ドニゼッティ:歌劇「ランメルムーアのルチア」 ~ ミュンヘン

昨夜、リヨン・オペラ座はモーツァルト「イドメネオ」の5回目の公演でしたが、前回続いて題名役はワークマンが代役を務めました。昨日のリヨンは午後には雹が降ったり、帰宅時には雨に混じって雪が降ったりしてとても寒かったです。

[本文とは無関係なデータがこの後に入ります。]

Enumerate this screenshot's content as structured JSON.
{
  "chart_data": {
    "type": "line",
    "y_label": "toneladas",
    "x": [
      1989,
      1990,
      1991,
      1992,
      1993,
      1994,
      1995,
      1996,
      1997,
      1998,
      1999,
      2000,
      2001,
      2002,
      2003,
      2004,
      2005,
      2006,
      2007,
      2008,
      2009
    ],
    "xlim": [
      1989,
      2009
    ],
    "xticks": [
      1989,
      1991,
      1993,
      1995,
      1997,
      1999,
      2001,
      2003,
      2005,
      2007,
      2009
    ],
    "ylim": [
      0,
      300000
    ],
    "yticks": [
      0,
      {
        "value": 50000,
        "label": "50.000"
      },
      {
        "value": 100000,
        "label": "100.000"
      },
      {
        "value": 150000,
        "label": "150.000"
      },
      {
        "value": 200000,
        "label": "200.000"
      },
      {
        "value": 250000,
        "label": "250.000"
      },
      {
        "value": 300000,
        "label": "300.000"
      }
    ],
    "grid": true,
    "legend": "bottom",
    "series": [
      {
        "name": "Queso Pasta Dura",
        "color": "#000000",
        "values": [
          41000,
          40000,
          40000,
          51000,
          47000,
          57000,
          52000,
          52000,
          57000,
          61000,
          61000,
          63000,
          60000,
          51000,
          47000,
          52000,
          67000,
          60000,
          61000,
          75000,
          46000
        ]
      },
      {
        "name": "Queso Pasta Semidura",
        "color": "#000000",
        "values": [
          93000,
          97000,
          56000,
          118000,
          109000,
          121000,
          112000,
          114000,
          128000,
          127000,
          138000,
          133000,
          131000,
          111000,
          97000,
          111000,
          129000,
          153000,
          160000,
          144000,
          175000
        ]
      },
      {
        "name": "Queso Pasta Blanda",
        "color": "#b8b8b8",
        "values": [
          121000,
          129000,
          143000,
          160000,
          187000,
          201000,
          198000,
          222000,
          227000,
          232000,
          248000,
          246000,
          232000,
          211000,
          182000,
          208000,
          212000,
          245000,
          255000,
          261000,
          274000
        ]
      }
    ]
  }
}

閑話休題。先日1月26日に初日を迎えたミュンヘンのバイエルン州立歌劇場に於けるドニゼッティの歌劇「ランメルムーアのルチア」公演の録音を入手したので、オペラ座の仕事がオフだった今日は気分転換に聴いてみました。
指揮は2013年のシーズンから同歌劇場の音楽総監督に就任したキリル・ペトレンコ。リヨンでもお馴染みの彼ですが、ベル・カント作品を振るのは今回が初めてと言う事で注目されていました。主な配役はディアナ・ダムラウ(ルチア)、パヴォル・ブレスリク(エドガルド)、ダリボル・イェニス(エンリーコ)、ゲオルク・ツェッペンフェルト(ライモンド)、エマヌエレ・ダグアンノ(アルトゥーロ)他。如何せんラジオ放送の音源なのでお世辞にも音質は良いとは言えませんでしたが、ノーカット演奏だったので普段は余り聴く機会のないエドガルドとエンリーコの二重唱を久し振りに聴けたりしてちょっと得した気分でした(笑)。「狂乱の場」はフルート・パートを所々ヴェロフォン “Verrophone” (仏語でコップを意味する’verre’とギリシャ語起源の音を意味する’phone’の造語?)に置き変えているらしくとても違和感がありました。また、ダムラウがアリアの最後の変ホ音を外してしまったり、エドガルドのアリアにカデンツァがない(!)等々、個人的に気になった個所がありました。ペトレンコの音楽は全体的に決して悪くなかっただけに少々残念な気がします。

「ルチア」~ミュンヘン2015

写真は公演時のカット(ダムラウとイェニス)。ウォルター・スコットが1669年にスコットランドで実際に起きた事件を基に書いた悲哀小説の舞台は18世紀初頭スコットランドですが、バルバラ・ヴィソツカの新演出は1960年代アメリカに置き換えたようです。因みに、2月9日の公演はネットでライブ配信されるそうです。